Who the hell brings a 6pack to a party. I'm trying to make mistakes.
did you fuck him yet?
hahaha who do you think your talking to.. a nun?
How the fuck did I get small bruises all over my body?
Well you were laying on the couch naked after the girls left, staring into space, and I went over to the pool table and threw every ball as hard as I could at you from point blank range . You didn't flinch, blink, or scream for any of them. next time maybe you won't fuck my girl while I'm taking a shit
I just found a beer pong ball in my mail box. I think its a sign
just because you are in college doesnt mean its okay to pregame easter mass.
I said i love rain, just to change the subject, and he said 'id like to do it in the rain'. Dear lord. He doesnt stop
I only wish the guy being lead around by his cock at the drag show was the weirdest part of my night.

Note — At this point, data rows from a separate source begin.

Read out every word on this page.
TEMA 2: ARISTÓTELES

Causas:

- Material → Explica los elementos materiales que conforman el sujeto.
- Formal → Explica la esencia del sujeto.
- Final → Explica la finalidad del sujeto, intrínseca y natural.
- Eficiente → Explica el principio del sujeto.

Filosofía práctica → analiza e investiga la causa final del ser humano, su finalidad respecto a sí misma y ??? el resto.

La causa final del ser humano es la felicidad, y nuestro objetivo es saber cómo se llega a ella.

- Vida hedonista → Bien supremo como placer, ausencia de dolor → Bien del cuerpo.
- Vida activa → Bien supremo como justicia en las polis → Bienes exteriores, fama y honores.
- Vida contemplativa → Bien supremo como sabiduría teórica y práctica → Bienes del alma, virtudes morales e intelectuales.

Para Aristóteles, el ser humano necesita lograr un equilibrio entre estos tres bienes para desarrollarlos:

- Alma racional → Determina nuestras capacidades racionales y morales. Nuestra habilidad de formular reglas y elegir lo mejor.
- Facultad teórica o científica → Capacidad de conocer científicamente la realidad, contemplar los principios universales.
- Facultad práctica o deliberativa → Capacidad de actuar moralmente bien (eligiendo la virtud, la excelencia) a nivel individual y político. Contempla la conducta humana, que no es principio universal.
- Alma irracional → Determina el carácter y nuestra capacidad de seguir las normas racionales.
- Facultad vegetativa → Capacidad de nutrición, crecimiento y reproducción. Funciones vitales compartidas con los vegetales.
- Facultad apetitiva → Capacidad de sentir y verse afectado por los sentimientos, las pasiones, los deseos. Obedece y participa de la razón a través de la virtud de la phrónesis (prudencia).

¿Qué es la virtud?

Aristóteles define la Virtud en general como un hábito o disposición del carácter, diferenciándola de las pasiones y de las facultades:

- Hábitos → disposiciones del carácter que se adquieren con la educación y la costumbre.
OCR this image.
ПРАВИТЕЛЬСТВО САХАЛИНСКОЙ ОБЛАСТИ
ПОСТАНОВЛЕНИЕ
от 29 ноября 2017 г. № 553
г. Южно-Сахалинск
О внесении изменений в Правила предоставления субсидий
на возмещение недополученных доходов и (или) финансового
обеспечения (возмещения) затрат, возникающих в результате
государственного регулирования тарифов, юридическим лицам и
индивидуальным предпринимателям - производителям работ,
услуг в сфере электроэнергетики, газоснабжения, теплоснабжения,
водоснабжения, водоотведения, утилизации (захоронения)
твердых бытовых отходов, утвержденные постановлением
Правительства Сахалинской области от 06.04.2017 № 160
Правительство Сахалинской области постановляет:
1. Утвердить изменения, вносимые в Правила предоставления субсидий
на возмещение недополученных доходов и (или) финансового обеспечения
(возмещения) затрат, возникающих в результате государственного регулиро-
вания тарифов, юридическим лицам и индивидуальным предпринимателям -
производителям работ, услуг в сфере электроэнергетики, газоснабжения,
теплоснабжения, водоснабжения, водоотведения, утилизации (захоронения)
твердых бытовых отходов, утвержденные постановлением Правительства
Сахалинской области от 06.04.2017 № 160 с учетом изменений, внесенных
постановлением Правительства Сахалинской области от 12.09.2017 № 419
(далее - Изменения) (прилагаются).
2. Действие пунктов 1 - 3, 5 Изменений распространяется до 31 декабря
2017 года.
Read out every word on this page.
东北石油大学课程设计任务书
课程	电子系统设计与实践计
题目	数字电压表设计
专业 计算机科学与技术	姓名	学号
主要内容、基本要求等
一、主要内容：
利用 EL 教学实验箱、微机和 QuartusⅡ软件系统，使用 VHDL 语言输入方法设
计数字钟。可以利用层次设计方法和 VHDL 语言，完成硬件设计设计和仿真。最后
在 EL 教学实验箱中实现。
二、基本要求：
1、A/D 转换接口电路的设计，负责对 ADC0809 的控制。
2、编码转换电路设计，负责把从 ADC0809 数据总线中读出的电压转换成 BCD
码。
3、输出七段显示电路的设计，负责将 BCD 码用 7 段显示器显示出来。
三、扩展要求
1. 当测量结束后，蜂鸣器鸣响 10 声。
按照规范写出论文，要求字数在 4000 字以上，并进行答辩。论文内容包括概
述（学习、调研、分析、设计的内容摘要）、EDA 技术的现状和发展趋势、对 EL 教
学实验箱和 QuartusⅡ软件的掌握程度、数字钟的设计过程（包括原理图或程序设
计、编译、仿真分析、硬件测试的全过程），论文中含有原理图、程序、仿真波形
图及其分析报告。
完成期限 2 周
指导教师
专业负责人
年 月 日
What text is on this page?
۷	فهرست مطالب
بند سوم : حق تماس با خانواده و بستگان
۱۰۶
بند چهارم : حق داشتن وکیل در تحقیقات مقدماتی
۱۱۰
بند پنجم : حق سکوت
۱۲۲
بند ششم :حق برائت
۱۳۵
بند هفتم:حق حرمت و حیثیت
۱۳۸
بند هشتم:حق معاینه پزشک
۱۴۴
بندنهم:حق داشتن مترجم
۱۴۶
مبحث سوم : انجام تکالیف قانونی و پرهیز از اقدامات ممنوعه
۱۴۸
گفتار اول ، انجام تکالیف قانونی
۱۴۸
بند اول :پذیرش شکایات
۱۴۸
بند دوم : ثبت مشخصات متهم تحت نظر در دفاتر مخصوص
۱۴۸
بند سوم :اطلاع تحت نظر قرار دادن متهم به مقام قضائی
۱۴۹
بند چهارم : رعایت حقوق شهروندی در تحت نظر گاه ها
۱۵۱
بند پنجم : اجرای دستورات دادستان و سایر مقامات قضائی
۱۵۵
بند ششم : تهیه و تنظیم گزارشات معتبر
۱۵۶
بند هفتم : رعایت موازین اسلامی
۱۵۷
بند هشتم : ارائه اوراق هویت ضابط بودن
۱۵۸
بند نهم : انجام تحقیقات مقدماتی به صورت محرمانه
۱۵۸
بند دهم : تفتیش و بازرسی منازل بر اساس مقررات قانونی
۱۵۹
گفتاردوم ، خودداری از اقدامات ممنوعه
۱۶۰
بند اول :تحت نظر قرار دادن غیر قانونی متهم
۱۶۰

See, the Lortab wasn't working enough, so I thought "hey, vodka can speed that up! That's how science works!" Which probably should've been my indication that the Lortab was in fact working
I am putting together a break up mix and its pretty much the best of Phil Collins
My sexual preferences tend to require a degree in psychology to understand
He was standing in the living room wearing a Donald Trump wig and looking very disappointed
I love her so much I can forgive her for wearing crocs
Dilemma. I'm out of wine and I can't put on clothes to go to the liquor store bc I just got spray tanned. If this isnt white girl problems I don't know what is.
Hypothetically speaking, if a girl asks you to fuck her wearing only your hockey helmet, is that socially acceptable?
some guy had a sword and everyones crying..it turned bad..fast.